I can’t remember not playing baseball. It seems like I always have. I remember the day I first played on an organized team in Little League. I had been selected for the team. We arrived for our first practice. My dad was the coach.
We all stood in a circle waiting to take the field to practice. My dad asked everyone what positions they would like to play. I was on his left. We started going around the circle starting to his right. I would be last to say.
By the time it got around to me all the positions had really been spoken for several times. There was one position no one seemed to want. I said I would like to be the catcher. My dad said, “Great, then put on the tools of ignorance”. And with that we took the field.
My dad taught me how to catch. I loved it. Fast forward and guess what position my son wanted to play when he started baseball. Yup, he wanted to catch. And I taught him about the tools of ignorance.
The term, “the tools of ignorance”, was coined by Herold “Muddy” Ruel, a lawyer turned backstop who caught for greats like Walter Johnson with the Washington Senators in the 1920s.
So, if you were catching Al Spalding for the Braves (then know as the Boston Red Stockings) from 1872 to 1875, you might have wanted a mask. One didn’t initially exist though. It wasn’t until 1875 that one was “invented”. The founder of the Red Stockings had the catchers use a “mouth protector”. It was a “Harvard guy” (Fred Thayer) that actually invented the mask.

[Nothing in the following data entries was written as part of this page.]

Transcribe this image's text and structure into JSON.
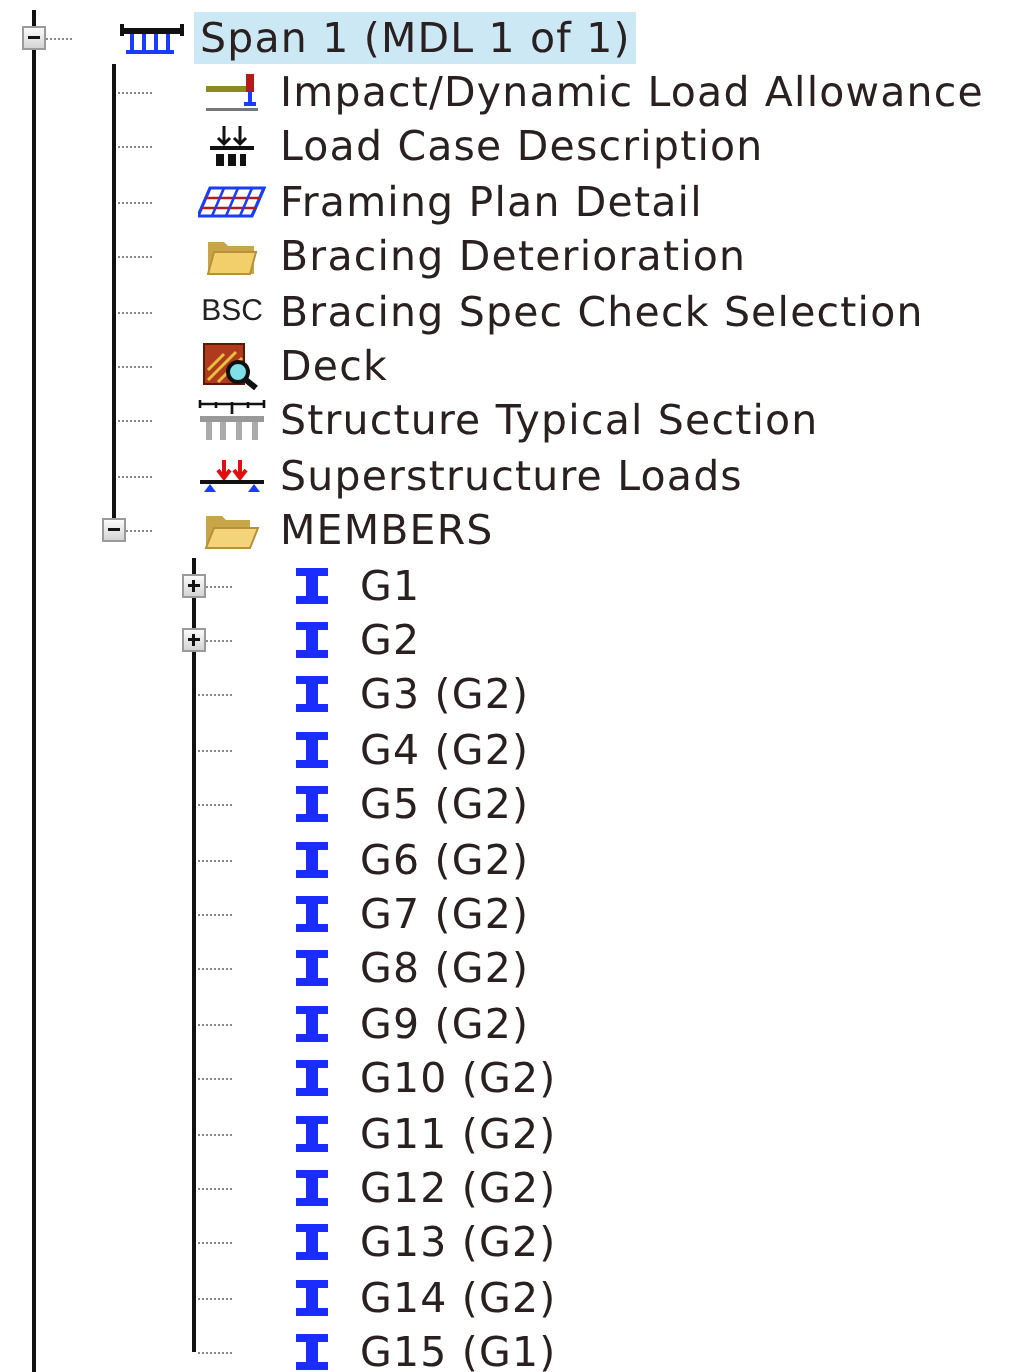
{
  "tree": [
    {
      "label": "Span 1 (MDL 1 of 1)",
      "kind": "bridge",
      "selected": true,
      "expanded": true,
      "children": [
        {
          "label": "Impact/Dynamic Load Allowance",
          "kind": "impact",
          "selected": false
        },
        {
          "label": "Load Case Description",
          "kind": "load-case",
          "selected": false
        },
        {
          "label": "Framing Plan Detail",
          "kind": "framing",
          "selected": false
        },
        {
          "label": "Bracing Deterioration",
          "kind": "folder",
          "selected": false
        },
        {
          "label": "Bracing Spec Check Selection",
          "kind": "text",
          "icon_text": "BSC",
          "selected": false
        },
        {
          "label": "Deck",
          "kind": "deck",
          "selected": false
        },
        {
          "label": "Structure Typical Section",
          "kind": "section",
          "selected": false
        },
        {
          "label": "Superstructure Loads",
          "kind": "loads",
          "selected": false
        },
        {
          "label": "MEMBERS",
          "kind": "folder-open",
          "selected": false,
          "expanded": true,
          "children": [
            {
              "label": "G1",
              "kind": "girder",
              "selected": false,
              "expanded": false
            },
            {
              "label": "G2",
              "kind": "girder",
              "selected": false,
              "expanded": false
            },
            {
              "label": "G3 (G2)",
              "kind": "girder",
              "selected": false
            },
            {
              "label": "G4 (G2)",
              "kind": "girder",
              "selected": false
            },
            {
              "label": "G5 (G2)",
              "kind": "girder",
              "selected": false
            },
            {
              "label": "G6 (G2)",
              "kind": "girder",
              "selected": false
            },
            {
              "label": "G7 (G2)",
              "kind": "girder",
              "selected": false
            },
            {
              "label": "G8 (G2)",
              "kind": "girder",
              "selected": false
            },
            {
              "label": "G9 (G2)",
              "kind": "girder",
              "selected": false
            },
            {
              "label": "G10 (G2)",
              "kind": "girder",
              "selected": false
            },
            {
              "label": "G11 (G2)",
              "kind": "girder",
              "selected": false
            },
            {
              "label": "G12 (G2)",
              "kind": "girder",
              "selected": false
            },
            {
              "label": "G13 (G2)",
              "kind": "girder",
              "selected": false
            },
            {
              "label": "G14 (G2)",
              "kind": "girder",
              "selected": false
            },
            {
              "label": "G15 (G1)",
              "kind": "girder",
              "selected": false
            }
          ]
        }
      ]
    }
  ]
}
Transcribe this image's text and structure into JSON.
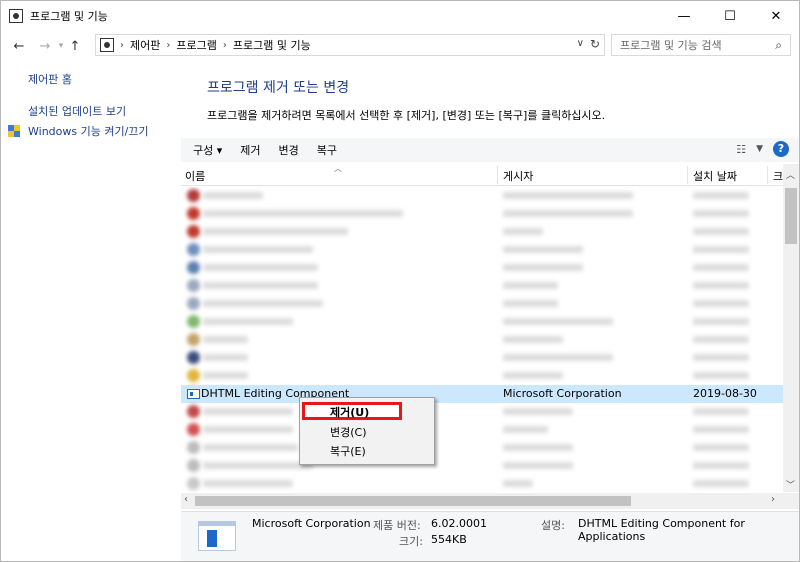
{
  "window": {
    "title": "프로그램 및 기능",
    "controls": {
      "minimize": "—",
      "maximize": "☐",
      "close": "✕"
    }
  },
  "address": {
    "breadcrumbs": [
      "제어판",
      "프로그램",
      "프로그램 및 기능"
    ],
    "search_placeholder": "프로그램 및 기능 검색"
  },
  "sidebar": {
    "items": [
      {
        "label": "제어판 홈"
      },
      {
        "label": "설치된 업데이트 보기"
      },
      {
        "label": "Windows 기능 켜기/끄기"
      }
    ]
  },
  "main": {
    "title": "프로그램 제거 또는 변경",
    "description": "프로그램을 제거하려면 목록에서 선택한 후 [제거], [변경] 또는 [복구]를 클릭하십시오."
  },
  "toolbar": {
    "organize": "구성 ▾",
    "uninstall": "제거",
    "change": "변경",
    "repair": "복구"
  },
  "columns": {
    "name": "이름",
    "publisher": "게시자",
    "installed": "설치 날짜",
    "size": "크"
  },
  "selected_row": {
    "name": "DHTML Editing Component",
    "publisher": "Microsoft Corporation",
    "date": "2019-08-30"
  },
  "context_menu": {
    "uninstall": "제거(U)",
    "change": "변경(C)",
    "repair": "복구(E)"
  },
  "details": {
    "publisher": "Microsoft Corporation",
    "version_label": "제품 버전:",
    "version": "6.02.0001",
    "size_label": "크기:",
    "size": "554KB",
    "desc_label": "설명:",
    "desc": "DHTML Editing Component for Applications"
  },
  "colors": {
    "link": "#1e3e8c",
    "selection": "#cce8ff",
    "highlight": "#e8151b"
  }
}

The first to use it was Alexander (Jim) Tying who was playing for the Harvard Nine. It was called a rat-trap. It made it to the Spalding catalog in 1878. Eventually Fred Thayer sued Al Spalding for infringement upon Thayer’s patent rights to the catching mask. Spalding would be forced to pay royalties to Thayer and Wright when the case was settled.
And so … fathers continue to teach their sons to use the “tools of ignorance”.